1560: stained-glass self-representation

In 1560, one hundred years after the University of Basel was founded, no official anniversary celebration took place. However, ten stained-glass windows were donated between 1560 and 1564 for the new library on Rheinsprung Street, giving the university and its faculties an opportunity to showcsase themselves.

An anonymous calendar entry from 1660, the year of the first official university anniversary celebration, noted: “which was not celebrated 100 years earlier.” This suggests that while there was no formal celebration of the university’s centenary in 1560, the donation of stained-glass windows for the new library, called the Brabeuterium, sometimes gave the impression that the University of Basel had organized an anniversary event for its hundredth year. However, there is no evidence or reliable indication that the University of Basel held such a celebration in 1560, which would have made it the first university to do so.
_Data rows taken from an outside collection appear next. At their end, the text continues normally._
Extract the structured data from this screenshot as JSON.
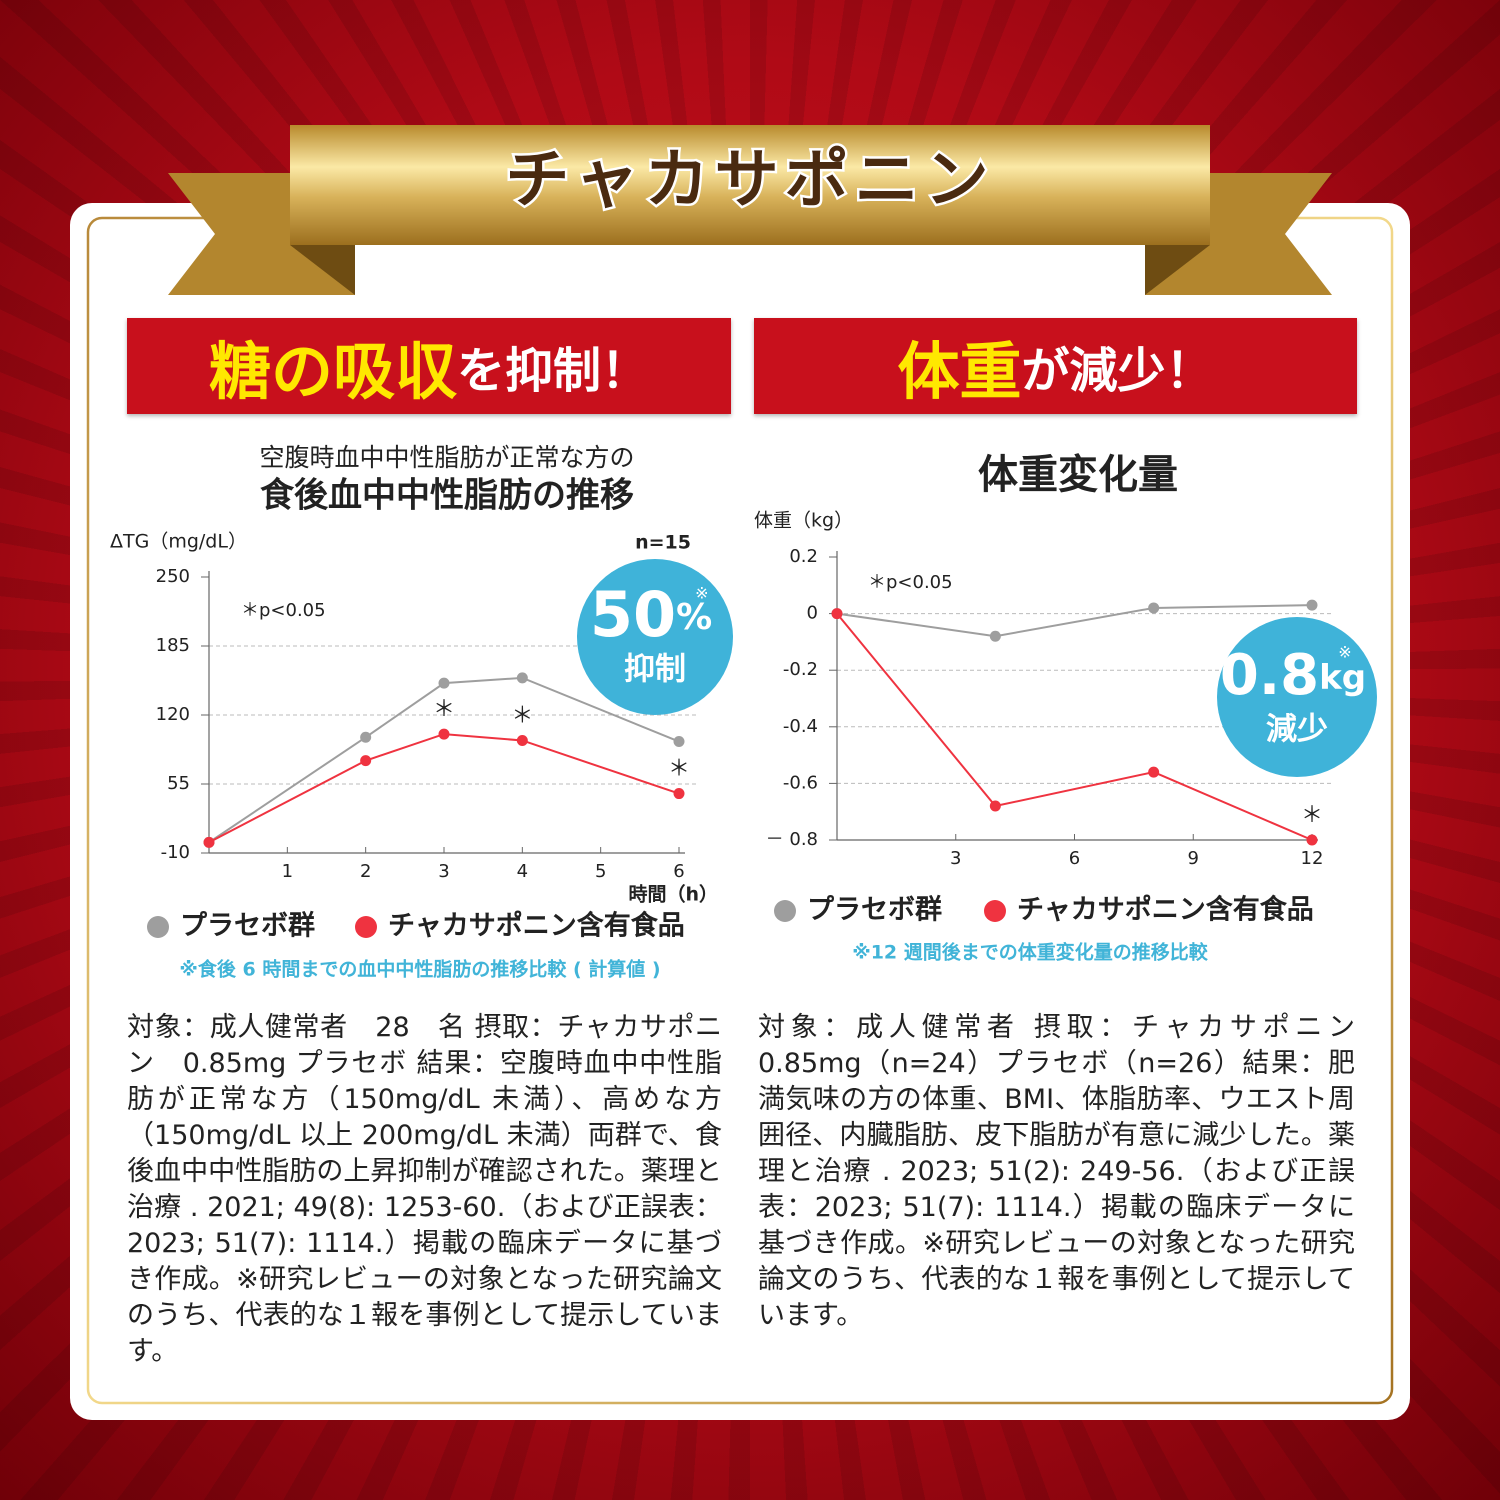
{
  "banner": {
    "title": "チャカサポニン"
  },
  "sections": [
    {
      "heading": {
        "highlight": "糖の吸収",
        "rest": "を抑制！"
      },
      "body": "対象：成人健常者　28　名 摂取：チャカサポニン　0.85mg プラセボ 結果：空腹時血中中性脂肪が正常な方（150mg/dL 未満）、高めな方（150mg/dL 以上 200mg/dL 未満）両群で、食後血中中性脂肪の上昇抑制が確認された。薬理と治療 . 2021; 49(8): 1253-60.（および正誤表：2023; 51(7): 1114.）掲載の臨床データに基づき作成。※研究レビューの対象となった研究論文のうち、代表的な１報を事例として提示しています。"
    },
    {
      "heading": {
        "highlight": "体重",
        "rest": "が減少！"
      },
      "body": "対象：成人健常者 摂取：チャカサポニン 0.85mg（n=24）プラセボ（n=26）結果：肥満気味の方の体重、BMI、体脂肪率、ウエスト周囲径、内臓脂肪、皮下脂肪が有意に減少した。薬理と治療 . 2023; 51(2): 249-56.（および正誤表：2023; 51(7): 1114.）掲載の臨床データに基づき作成。※研究レビューの対象となった研究論文のうち、代表的な１報を事例として提示しています。"
    }
  ],
  "chart_data": [
    {
      "type": "line",
      "subtitle": "空腹時血中中性脂肪が正常な方の",
      "title": "食後血中中性脂肪の推移",
      "y_label": "ΔTG（mg/dL）",
      "x_label": "時間（h）",
      "sample_size": "n=15",
      "significance": "＊p<0.05",
      "badge": {
        "value": "50",
        "unit": "%",
        "mark": "※",
        "label": "抑制"
      },
      "x": [
        0,
        2,
        3,
        4,
        6
      ],
      "series": [
        {
          "name": "プラセボ群",
          "color": "#9e9e9e",
          "values": [
            0,
            99,
            150,
            155,
            95
          ]
        },
        {
          "name": "チャカサポニン含有食品",
          "color": "#ef3340",
          "values": [
            0,
            77,
            102,
            96,
            46
          ]
        }
      ],
      "annotations": [
        {
          "text": "＊",
          "x": 3
        },
        {
          "text": "＊",
          "x": 4
        },
        {
          "text": "＊",
          "x": 6
        }
      ],
      "xlim": [
        0,
        6
      ],
      "xticks": [
        1,
        2,
        3,
        4,
        5,
        6
      ],
      "ylim": [
        -10,
        250
      ],
      "yticks": [
        -10,
        55,
        120,
        185,
        250
      ],
      "grid": true,
      "legend": "bottom",
      "note": "※食後 6 時間までの血中中性脂肪の推移比較 ( 計算値 )"
    },
    {
      "type": "line",
      "title": "体重変化量",
      "y_label": "体重（kg）",
      "significance": "＊p<0.05",
      "badge": {
        "value": "0.8",
        "unit": "kg",
        "mark": "※",
        "label": "減少"
      },
      "x": [
        0,
        4,
        8,
        12
      ],
      "series": [
        {
          "name": "プラセボ群",
          "color": "#9e9e9e",
          "values": [
            0,
            -0.08,
            0.02,
            0.03
          ]
        },
        {
          "name": "チャカサポニン含有食品",
          "color": "#ef3340",
          "values": [
            0,
            -0.68,
            -0.56,
            -0.8
          ]
        }
      ],
      "annotations": [
        {
          "text": "＊",
          "x": 12
        }
      ],
      "xlim": [
        0,
        12
      ],
      "xticks": [
        3,
        6,
        9,
        12
      ],
      "ylim": [
        -0.8,
        0.2
      ],
      "yticks": [
        {
          "value": -0.8,
          "label": "－ 0.8"
        },
        -0.6,
        -0.4,
        -0.2,
        0,
        0.2
      ],
      "grid": true,
      "legend": "bottom",
      "note": "※12 週間後までの体重変化量の推移比較"
    }
  ]
}
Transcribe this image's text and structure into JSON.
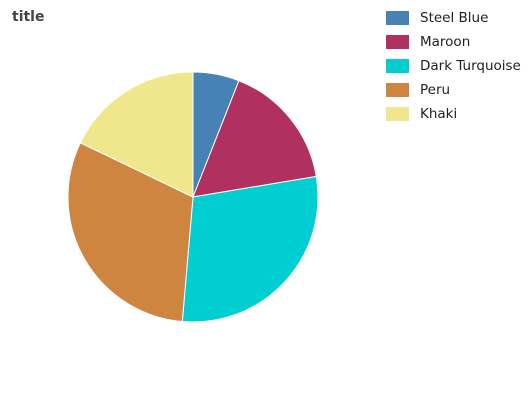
{
  "chart_data": {
    "type": "pie",
    "title": "title",
    "categories": [
      "Steel Blue",
      "Maroon",
      "Dark Turquoise",
      "Peru",
      "Khaki"
    ],
    "values": [
      5.7,
      15.6,
      27.6,
      29.3,
      17.0
    ],
    "colors": [
      "#4682B4",
      "#B03060",
      "#00CED1",
      "#CD853F",
      "#F0E68C"
    ],
    "start_angle_deg": 0,
    "direction": "clockwise",
    "legend_position": "right",
    "labels": []
  }
}
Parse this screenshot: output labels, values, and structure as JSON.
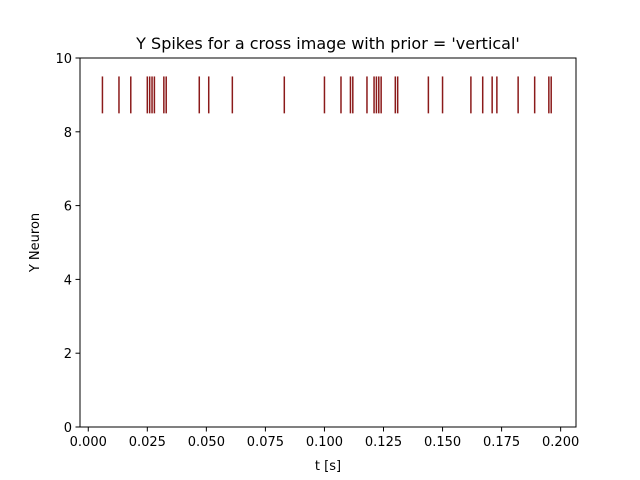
{
  "chart_data": {
    "type": "eventplot",
    "title": "Y Spikes for a cross image with prior = 'vertical'",
    "xlabel": "t [s]",
    "ylabel": "Y Neuron",
    "xlim": [
      -0.0035,
      0.2065
    ],
    "ylim": [
      0,
      10
    ],
    "x_ticks": [
      0.0,
      0.025,
      0.05,
      0.075,
      0.1,
      0.125,
      0.15,
      0.175,
      0.2
    ],
    "x_tick_labels": [
      "0.000",
      "0.025",
      "0.050",
      "0.075",
      "0.100",
      "0.125",
      "0.150",
      "0.175",
      "0.200"
    ],
    "y_ticks": [
      0,
      2,
      4,
      6,
      8,
      10
    ],
    "y_tick_labels": [
      "0",
      "2",
      "4",
      "6",
      "8",
      "10"
    ],
    "grid": false,
    "series": [
      {
        "neuron": 9,
        "line_y_range": [
          8.5,
          9.5
        ],
        "color": "#8b1a1a",
        "spike_times": [
          0.006,
          0.013,
          0.018,
          0.025,
          0.026,
          0.027,
          0.028,
          0.032,
          0.033,
          0.047,
          0.051,
          0.061,
          0.083,
          0.1,
          0.107,
          0.111,
          0.112,
          0.118,
          0.121,
          0.122,
          0.123,
          0.124,
          0.13,
          0.131,
          0.144,
          0.15,
          0.162,
          0.167,
          0.171,
          0.173,
          0.182,
          0.189,
          0.195,
          0.196
        ]
      }
    ]
  }
}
True anniversary celebrations, with their specific and largely ritualized practices, began at German universities only several years later. The earliest known university anniversary was in Tübingen in 1578, followed by Heidelberg in 1587, Wittenberg in 1602, and Leipzig in 1609. Basel celebrated its university’s 200th anniversary for the first time in 1660.

The tradition of donating stained-glass windows for self-representation
It was quite customary, by contrast, to donate stained-glass windows for the inauguration of buildings, which served as a form of self-representation. Between 1560 and 1564, the university, its four faculties, three professors, the deputies, and the librarians were each represented by a window in the newly inaugurated Brabeuterium.